The 9″ eclipse following Paul’s advice has been the best purchase I’ve ever made for my tiny workspace — being stingy when it comes to tools purchase, I struggled for years with improvised plane stops, a small metal workers vice picked from scraps, awkward clamping of stock etc., and regret not fitting a good vice to start with. Having a solid workbench (which can be made cheap from construction-grade softwood) with a solid vice is the best place to spend money and effort when it comes to hand tools woodworking.
An old workmate still costs some money and I’ve never seen holdfasts cheap enough to justify, so I would strongly suggest to get a vice like the one Paul uses. Instead of the 9″ one, may be you could go for a 7″ one depending on the kind of projects you want to get into.
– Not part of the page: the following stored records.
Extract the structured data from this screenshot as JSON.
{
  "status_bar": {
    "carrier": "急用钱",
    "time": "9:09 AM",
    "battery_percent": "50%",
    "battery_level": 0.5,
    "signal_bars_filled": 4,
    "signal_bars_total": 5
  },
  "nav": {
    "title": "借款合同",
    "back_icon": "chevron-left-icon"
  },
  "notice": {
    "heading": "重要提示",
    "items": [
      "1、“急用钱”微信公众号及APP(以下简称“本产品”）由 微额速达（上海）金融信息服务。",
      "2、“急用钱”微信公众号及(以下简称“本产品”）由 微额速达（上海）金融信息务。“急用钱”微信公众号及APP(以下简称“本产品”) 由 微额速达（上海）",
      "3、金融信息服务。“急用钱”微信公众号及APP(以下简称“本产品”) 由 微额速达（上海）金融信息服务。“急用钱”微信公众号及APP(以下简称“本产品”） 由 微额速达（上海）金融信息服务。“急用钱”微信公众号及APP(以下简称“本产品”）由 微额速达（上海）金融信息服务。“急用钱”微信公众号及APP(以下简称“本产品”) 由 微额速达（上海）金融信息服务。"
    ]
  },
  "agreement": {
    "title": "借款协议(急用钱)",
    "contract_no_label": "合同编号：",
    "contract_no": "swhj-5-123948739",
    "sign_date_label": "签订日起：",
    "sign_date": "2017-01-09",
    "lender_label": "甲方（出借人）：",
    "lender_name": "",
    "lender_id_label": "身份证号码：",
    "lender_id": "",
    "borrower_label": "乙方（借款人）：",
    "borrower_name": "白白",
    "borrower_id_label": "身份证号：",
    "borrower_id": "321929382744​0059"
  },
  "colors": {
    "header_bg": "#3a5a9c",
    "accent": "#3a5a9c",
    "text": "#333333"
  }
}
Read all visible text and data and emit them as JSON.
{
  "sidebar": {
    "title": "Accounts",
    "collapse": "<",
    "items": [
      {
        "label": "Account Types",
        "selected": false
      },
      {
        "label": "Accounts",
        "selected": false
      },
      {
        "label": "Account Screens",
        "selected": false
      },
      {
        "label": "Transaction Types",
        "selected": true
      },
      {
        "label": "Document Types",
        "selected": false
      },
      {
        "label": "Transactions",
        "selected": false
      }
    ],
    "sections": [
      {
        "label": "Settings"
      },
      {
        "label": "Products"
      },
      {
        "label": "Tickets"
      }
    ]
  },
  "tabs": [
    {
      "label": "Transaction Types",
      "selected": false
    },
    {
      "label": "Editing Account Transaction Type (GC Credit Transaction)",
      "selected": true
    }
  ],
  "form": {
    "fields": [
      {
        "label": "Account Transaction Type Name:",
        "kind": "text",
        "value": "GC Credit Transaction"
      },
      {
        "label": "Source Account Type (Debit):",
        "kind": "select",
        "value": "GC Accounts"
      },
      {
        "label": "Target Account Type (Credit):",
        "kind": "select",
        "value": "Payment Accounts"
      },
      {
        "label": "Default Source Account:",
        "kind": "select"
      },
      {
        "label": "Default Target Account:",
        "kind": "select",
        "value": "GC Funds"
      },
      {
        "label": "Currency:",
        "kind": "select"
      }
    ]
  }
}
That said, I did make several things, though in a very frustrating way, using a small top mount vice picked up for $10, a few clamps, a cheap #4 that never worked well, a couple of chisels and a cheap saw. A sturdy workbench from spruce 2x4s was my first project, though.
I suppose record 050 is similar to Stanley 45. If so, holding small stock and have the fence clear always involves jugglery, at least for me. For pieces wider than ~2″, but thin to clamp directly in the vice, Paul’s “clamp in the vice” works well. But you need a vice for that. A holdfast will work if the piece is wide enough but I’ve never used one — too pricey in my books.
If you are beginner, a combination plane is not the best tool to practice with. Start with a decent #4 plane, a few chisels, a square, a saw and a couple of clamps. Make some dovetail boxes, practice mortise and tenon joints etc. That will tell you whether its worth spending time and money on a workbench, vice and some more tools.
An alternative to an eclipse is the older Wilton vises. These were made for industrial arts programs and are very rugged! This one came from a school that had discontinued its wood shop program.